Frases de Fernando Pessoa - Confessa, sim; mas confessa o

Frases de Fernando Pessoa - Confessa, sim; mas confessa o ...


Frases de Fernando Pessoa


Confessa, sim; mas confessa o que não sentes.

Fernando Pessoa

Esta citação de Fernando Pessoa explora a complexidade da autenticidade humana, sugerindo que por vezes confessamos emoções que não são genuínas, revelando um conflito entre aparência e verdade interior.

Significado e Contexto

Esta frase de Fernando Pessoa aborda a contradição entre o que expressamos externamente e o que realmente sentimos internamente. O poeta sugere que os seres humanos frequentemente confessam ou demonstram emoções que não correspondem à sua experiência genuína, seja por pressão social, conveniência ou autoengano. Esta ideia reflete a complexidade da identidade humana e a dificuldade em ser completamente autêntico num mundo que muitas vezes valoriza aparências sobre verdades interiores. No contexto da obra pessoana, esta citação pode ser interpretada como um comentário sobre a fragmentação do eu e a criação de personagens (heterónimos) que expressam diferentes facetas da experiência humana.

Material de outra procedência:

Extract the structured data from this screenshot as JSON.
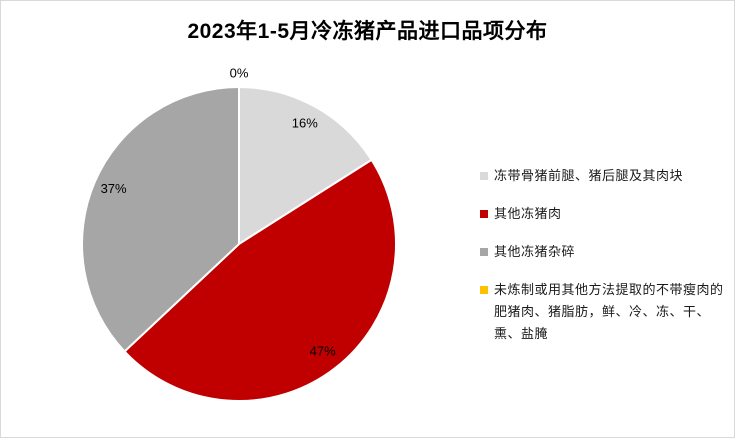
{
  "title": "2023年1-5月冷冻猪产品进口品项分布",
  "chart_data": {
    "type": "pie",
    "title": "2023年1-5月冷冻猪产品进口品项分布",
    "categories": [
      "冻带骨猪前腿、猪后腿及其肉块",
      "其他冻猪肉",
      "其他冻猪杂碎",
      "未炼制或用其他方法提取的不带瘦肉的肥猪肉、猪脂肪，鲜、冷、冻、干、熏、盐腌"
    ],
    "values": [
      16,
      47,
      37,
      0
    ],
    "data_labels": [
      "16%",
      "47%",
      "37%",
      "0%"
    ],
    "unit": "%",
    "colors": [
      "#d9d9d9",
      "#c00000",
      "#a6a6a6",
      "#ffc000"
    ],
    "start_angle_deg": 0,
    "direction": "clockwise",
    "slice_border_color": "#ffffff",
    "legend_position": "right"
  },
  "legend": {
    "items": [
      {
        "label": "冻带骨猪前腿、猪后腿及其肉块",
        "color": "#d9d9d9"
      },
      {
        "label": "其他冻猪肉",
        "color": "#c00000"
      },
      {
        "label": "其他冻猪杂碎",
        "color": "#a6a6a6"
      },
      {
        "label": "未炼制或用其他方法提取的不带瘦肉的肥猪肉、猪脂肪，鲜、冷、冻、干、熏、盐腌",
        "color": "#ffc000"
      }
    ]
  }
}
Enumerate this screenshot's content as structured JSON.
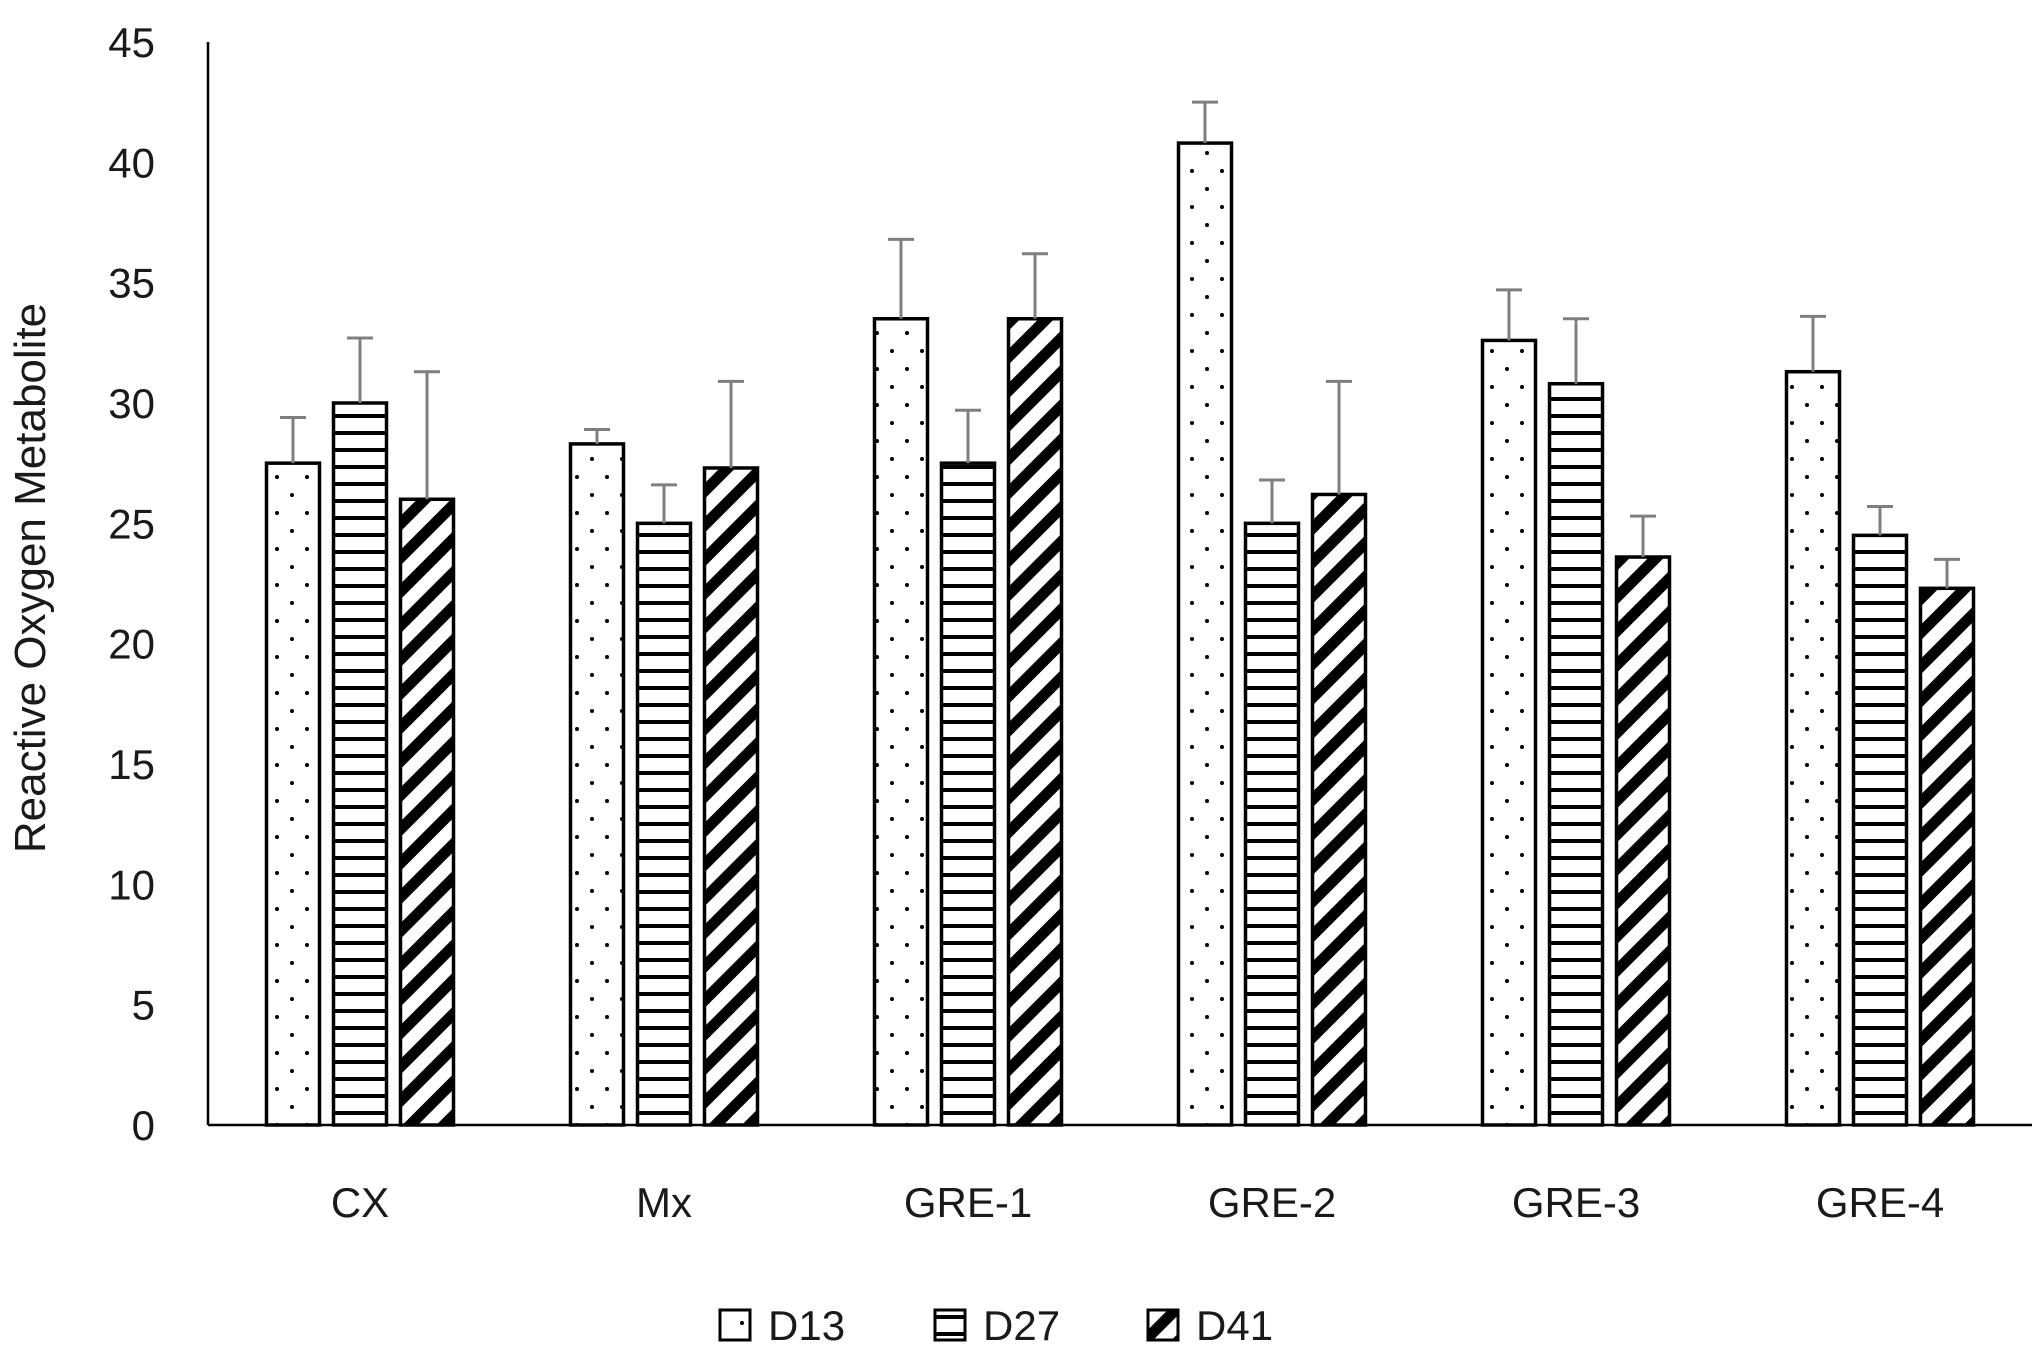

Pessoa explora como as pessoas assumem papéis e emoções que não são inteiramente suas, questionando assim a própria natureza da identidade e da sinceridade emocional.

Origem Histórica

Fernando Pessoa (1888-1935) foi um dos maiores poetas portugueses do século XX, ativo durante o período modernista. A citação reflete temas característicos da sua obra, desenvolvida num contexto de transformações sociais e culturais no Portugal do início do século XX, marcado por inquietação existencial e questionamento das convenções.

Relevância Atual

Esta frase mantém relevância contemporânea devido à crescente discussão sobre autenticidade nas redes sociais e na vida moderna, onde muitas pessoas apresentam versões idealizadas de si mesmas. Também ressoa em contextos terapêuticos e de desenvolvimento pessoal, onde se explora a congruência entre sentimentos reais e expressões externas.

Fonte Original: A citação é atribuída a Fernando Pessoa, embora a obra específica possa variar conforme as fontes. Aparece frequentemente em antologias e coletâneas da sua poesia e prosa.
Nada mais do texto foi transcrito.